Révision des traités européens
Plusieurs des mesures citées précédemment nécessitent une révision des traités européens. Cette révision est soutenue par les députés qui ont voté lors de leur session plénière du 2 au 5 mai 2022 une résolution allant dans ce sens. Révision également soutenue par le président français Emmanuel Macron et le Premier ministre italien Mario Draghi. Pour ses partisans, modifier les traités rendra l’Union plus transparente, plus efficace en temps de crise et plus responsable devant ses citoyens. Mais depuis quelques jours, au moins 13 États membres (principalement du Nord et de l’Est de l’Union européenne) s’opposent fermement à cette mesure. Sans surprise, nous retrouvons parmi eux la Pologne et la Hongrie, qui sont coutumiers du droit de véto au Conseil européen. Mais la Suède et la Finlande par exemple ont également exprimé leur désaccord. Pour eux, l’Union fonctionne bien avec les traités actuels et il serait prématuré de vouloir les changer aujourd’hui. En effet, la révision des traités est une tâche laborieuse et très longue, qui risquerait de prendre le dessus sur de nombreux autres points soulevés lors de la Conférence sur l’avenir de l’Europe.

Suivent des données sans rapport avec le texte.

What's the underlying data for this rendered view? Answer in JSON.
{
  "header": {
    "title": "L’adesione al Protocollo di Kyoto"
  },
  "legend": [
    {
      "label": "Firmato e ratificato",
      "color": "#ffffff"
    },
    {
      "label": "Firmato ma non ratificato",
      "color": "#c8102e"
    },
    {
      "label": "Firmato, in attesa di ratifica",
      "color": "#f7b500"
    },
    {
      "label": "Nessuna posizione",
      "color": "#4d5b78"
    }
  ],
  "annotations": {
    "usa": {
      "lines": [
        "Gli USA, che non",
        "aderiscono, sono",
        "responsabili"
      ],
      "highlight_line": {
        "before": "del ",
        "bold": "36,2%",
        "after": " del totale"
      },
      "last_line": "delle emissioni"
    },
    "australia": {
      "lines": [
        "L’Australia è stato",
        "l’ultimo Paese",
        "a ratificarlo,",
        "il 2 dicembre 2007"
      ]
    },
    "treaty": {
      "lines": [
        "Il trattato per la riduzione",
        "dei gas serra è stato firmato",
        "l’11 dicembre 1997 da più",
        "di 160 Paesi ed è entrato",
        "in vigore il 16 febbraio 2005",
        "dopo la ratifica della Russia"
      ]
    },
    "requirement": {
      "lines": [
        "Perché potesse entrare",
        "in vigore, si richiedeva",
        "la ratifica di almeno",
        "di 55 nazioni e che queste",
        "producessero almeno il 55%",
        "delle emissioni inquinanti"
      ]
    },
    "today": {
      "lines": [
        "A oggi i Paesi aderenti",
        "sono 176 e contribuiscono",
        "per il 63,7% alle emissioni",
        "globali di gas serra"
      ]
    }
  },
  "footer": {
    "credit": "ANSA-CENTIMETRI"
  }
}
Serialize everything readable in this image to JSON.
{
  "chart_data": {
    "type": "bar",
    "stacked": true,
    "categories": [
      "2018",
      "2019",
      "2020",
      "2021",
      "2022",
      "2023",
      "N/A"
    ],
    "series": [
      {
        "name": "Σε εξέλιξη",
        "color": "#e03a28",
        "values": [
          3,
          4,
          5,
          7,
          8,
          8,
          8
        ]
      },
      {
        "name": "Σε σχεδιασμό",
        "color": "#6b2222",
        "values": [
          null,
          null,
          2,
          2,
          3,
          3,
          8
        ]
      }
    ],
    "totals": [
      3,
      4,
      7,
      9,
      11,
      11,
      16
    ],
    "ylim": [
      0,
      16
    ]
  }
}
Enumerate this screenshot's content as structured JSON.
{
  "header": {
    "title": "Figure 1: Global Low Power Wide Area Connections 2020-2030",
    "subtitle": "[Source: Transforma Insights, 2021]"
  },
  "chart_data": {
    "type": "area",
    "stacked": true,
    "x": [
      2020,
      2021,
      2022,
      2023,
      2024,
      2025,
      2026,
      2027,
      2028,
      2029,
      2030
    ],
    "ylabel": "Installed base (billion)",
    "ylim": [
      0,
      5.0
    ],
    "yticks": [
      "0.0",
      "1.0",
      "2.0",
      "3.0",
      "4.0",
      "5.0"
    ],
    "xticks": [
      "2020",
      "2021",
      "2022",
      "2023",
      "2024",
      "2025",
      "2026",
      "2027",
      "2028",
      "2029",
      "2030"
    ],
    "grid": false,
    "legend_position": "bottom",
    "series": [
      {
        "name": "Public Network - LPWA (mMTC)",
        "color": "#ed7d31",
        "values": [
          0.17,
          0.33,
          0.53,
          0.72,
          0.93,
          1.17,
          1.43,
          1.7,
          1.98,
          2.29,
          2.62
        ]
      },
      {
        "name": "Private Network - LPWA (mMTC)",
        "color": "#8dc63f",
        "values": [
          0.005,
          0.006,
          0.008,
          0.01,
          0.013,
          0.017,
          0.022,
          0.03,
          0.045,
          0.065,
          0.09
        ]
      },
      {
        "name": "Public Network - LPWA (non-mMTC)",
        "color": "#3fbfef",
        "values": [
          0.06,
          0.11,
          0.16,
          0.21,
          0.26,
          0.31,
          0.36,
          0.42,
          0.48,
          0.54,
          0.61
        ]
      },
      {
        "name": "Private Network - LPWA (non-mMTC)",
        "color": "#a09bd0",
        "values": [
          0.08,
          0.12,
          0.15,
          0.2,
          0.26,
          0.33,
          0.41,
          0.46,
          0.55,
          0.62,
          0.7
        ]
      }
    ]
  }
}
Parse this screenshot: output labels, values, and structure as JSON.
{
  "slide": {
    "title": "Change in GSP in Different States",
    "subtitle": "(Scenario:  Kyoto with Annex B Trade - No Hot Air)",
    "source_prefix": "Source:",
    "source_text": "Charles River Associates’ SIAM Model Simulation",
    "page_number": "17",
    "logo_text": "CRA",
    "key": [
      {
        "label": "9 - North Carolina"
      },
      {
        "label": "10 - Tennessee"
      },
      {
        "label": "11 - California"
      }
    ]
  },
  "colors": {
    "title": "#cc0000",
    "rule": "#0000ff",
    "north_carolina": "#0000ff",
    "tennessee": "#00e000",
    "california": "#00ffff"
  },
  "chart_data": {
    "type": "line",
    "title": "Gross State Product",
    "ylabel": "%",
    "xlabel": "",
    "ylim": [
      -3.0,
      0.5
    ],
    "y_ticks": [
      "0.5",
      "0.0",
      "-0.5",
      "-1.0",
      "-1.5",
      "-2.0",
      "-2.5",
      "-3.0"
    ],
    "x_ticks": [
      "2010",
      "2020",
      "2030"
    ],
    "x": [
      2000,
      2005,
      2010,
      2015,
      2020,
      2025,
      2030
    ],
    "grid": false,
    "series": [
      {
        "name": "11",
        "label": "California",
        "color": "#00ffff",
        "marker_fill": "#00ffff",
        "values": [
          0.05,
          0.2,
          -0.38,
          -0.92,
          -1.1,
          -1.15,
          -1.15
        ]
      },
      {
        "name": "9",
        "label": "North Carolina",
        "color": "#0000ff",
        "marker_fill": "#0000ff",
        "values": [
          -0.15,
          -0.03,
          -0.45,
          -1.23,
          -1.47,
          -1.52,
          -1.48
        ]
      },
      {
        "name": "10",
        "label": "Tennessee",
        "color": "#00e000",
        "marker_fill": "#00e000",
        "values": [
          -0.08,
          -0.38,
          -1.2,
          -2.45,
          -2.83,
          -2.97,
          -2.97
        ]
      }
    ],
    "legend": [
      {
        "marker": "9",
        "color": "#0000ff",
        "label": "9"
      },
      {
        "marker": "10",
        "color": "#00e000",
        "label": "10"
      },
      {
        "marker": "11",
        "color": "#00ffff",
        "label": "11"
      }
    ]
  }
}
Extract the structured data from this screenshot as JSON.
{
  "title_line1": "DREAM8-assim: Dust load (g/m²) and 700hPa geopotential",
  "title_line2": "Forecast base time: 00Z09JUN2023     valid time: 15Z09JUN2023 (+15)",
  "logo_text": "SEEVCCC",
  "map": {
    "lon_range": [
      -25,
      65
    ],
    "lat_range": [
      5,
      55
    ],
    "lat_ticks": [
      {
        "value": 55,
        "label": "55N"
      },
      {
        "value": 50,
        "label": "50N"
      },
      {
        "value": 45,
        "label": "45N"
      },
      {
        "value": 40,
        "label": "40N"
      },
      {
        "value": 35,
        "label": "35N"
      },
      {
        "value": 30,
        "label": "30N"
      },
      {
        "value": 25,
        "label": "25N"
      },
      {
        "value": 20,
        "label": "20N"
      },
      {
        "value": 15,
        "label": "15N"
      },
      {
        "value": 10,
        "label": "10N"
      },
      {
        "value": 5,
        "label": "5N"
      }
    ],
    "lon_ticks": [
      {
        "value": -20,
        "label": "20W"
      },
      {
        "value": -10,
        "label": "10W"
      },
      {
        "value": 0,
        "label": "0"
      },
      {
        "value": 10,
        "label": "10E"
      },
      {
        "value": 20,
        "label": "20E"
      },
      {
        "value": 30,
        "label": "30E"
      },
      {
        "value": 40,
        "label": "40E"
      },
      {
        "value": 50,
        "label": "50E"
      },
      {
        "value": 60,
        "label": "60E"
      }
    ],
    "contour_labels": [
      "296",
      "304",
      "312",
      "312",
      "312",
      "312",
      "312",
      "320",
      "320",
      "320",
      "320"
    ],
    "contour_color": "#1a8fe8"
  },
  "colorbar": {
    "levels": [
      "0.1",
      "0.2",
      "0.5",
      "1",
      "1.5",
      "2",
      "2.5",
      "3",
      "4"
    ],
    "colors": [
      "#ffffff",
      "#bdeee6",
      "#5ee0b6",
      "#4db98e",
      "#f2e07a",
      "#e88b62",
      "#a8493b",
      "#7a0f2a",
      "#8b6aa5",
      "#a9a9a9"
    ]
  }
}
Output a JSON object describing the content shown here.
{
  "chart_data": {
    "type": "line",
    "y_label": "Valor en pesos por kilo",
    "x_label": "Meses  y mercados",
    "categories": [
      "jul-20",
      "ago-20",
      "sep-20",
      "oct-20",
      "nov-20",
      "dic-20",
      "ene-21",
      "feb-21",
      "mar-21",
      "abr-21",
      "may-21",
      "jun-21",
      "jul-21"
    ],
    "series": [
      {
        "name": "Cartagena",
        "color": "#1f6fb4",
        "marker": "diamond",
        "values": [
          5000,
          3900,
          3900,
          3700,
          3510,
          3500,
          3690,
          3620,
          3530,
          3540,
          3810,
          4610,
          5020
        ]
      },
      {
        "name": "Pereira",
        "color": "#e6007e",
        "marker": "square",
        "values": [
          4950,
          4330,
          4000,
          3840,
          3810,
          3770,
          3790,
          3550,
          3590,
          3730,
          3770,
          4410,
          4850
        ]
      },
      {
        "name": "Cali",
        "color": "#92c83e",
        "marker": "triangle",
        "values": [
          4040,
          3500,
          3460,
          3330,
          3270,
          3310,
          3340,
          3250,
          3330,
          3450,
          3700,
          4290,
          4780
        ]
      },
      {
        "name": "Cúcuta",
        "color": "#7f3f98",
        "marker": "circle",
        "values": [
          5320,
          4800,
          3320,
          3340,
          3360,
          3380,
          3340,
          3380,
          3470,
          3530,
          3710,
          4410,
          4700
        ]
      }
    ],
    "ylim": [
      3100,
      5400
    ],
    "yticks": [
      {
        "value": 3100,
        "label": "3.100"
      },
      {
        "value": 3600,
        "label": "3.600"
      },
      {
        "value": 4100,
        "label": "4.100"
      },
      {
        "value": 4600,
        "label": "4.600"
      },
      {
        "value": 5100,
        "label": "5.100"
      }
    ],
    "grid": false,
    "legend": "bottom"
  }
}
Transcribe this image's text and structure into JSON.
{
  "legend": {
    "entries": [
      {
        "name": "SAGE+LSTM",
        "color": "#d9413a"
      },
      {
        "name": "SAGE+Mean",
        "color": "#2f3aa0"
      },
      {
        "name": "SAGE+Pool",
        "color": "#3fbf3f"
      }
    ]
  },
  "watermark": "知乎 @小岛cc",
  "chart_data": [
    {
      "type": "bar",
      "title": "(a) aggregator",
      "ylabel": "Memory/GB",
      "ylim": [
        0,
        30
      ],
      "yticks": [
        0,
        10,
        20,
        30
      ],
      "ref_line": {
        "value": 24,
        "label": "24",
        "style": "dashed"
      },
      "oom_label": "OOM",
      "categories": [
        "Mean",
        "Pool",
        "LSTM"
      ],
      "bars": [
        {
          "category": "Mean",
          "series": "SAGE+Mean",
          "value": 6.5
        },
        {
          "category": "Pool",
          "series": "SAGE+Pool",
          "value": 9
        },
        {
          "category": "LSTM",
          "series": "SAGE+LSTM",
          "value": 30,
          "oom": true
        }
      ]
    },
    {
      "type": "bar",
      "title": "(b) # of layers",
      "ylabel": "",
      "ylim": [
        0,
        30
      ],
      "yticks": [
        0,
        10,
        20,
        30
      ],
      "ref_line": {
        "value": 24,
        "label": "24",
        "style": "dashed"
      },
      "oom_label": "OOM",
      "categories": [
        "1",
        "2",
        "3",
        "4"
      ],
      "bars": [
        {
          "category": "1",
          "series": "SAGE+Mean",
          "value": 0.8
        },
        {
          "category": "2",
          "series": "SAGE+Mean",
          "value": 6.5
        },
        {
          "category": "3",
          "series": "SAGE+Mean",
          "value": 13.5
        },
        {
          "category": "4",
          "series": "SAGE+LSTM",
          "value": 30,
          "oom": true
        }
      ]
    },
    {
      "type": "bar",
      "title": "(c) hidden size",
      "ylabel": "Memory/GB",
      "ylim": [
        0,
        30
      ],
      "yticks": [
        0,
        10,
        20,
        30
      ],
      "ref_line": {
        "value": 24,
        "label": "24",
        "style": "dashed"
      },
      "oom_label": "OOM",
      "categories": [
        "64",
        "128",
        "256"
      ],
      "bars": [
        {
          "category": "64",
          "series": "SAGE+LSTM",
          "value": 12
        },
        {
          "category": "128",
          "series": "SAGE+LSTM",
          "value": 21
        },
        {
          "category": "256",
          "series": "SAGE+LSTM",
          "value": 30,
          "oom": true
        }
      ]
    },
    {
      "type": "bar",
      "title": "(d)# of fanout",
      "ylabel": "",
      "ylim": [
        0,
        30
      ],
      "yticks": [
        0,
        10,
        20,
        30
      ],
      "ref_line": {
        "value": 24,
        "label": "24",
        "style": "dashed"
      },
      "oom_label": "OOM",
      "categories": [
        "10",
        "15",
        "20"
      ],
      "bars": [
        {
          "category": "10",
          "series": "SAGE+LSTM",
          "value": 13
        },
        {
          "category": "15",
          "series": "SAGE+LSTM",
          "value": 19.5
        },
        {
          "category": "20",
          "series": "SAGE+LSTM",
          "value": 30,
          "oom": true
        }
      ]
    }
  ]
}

De plus, tenter de réviser les traités européens n’est pas sans précédent. Rappelons-nous de 2005 et le référendum sur le traité constitutionnel européen ! Les Français, ainsi que les Néerlandais, s’étaient majoritairement prononcés contre la réforme des traités, fragilisant l’Union. Pour les pays réfractaires à la modification des traités, proposer de tels changements aujourd’hui serait prendre le risque de replonger l’UE dans une crise politique.
Transformer les idées en réalités
La Conférence sur l’avenir de l’Europe est un projet ambitieux et les représentants des panels européens ayant participé à l’élaboration de ces conclusions souhaitent maintenant que les propositions faites se transforment en réalités et actions concrètes. Leurs attentes sont fortes après une année entière à se pencher sur le sujet.
Si certains peuvent avoir des doutes sur les intentions des institutions européennes quant aux résultats de cet exercice de démocratie participative jamais vu auparavant sur le territoire européen, Ursula von der Leyen, présidente de la Commission européenne, s’est déjà engagée à reprendre certaines mesures dans son prochain discours du l’état de l’Union. Toutes les autres institutions européennes ont également affirmé leur engagement à prendre en considération les souhaits des Européens et à agir dans leur sens. Reste à savoir quand… Nous savons que le temps de l’Union européenne est un temps long. Si certaines mesures peuvent être mises en place rapidement, cela prendra probablement des années pour d’autres.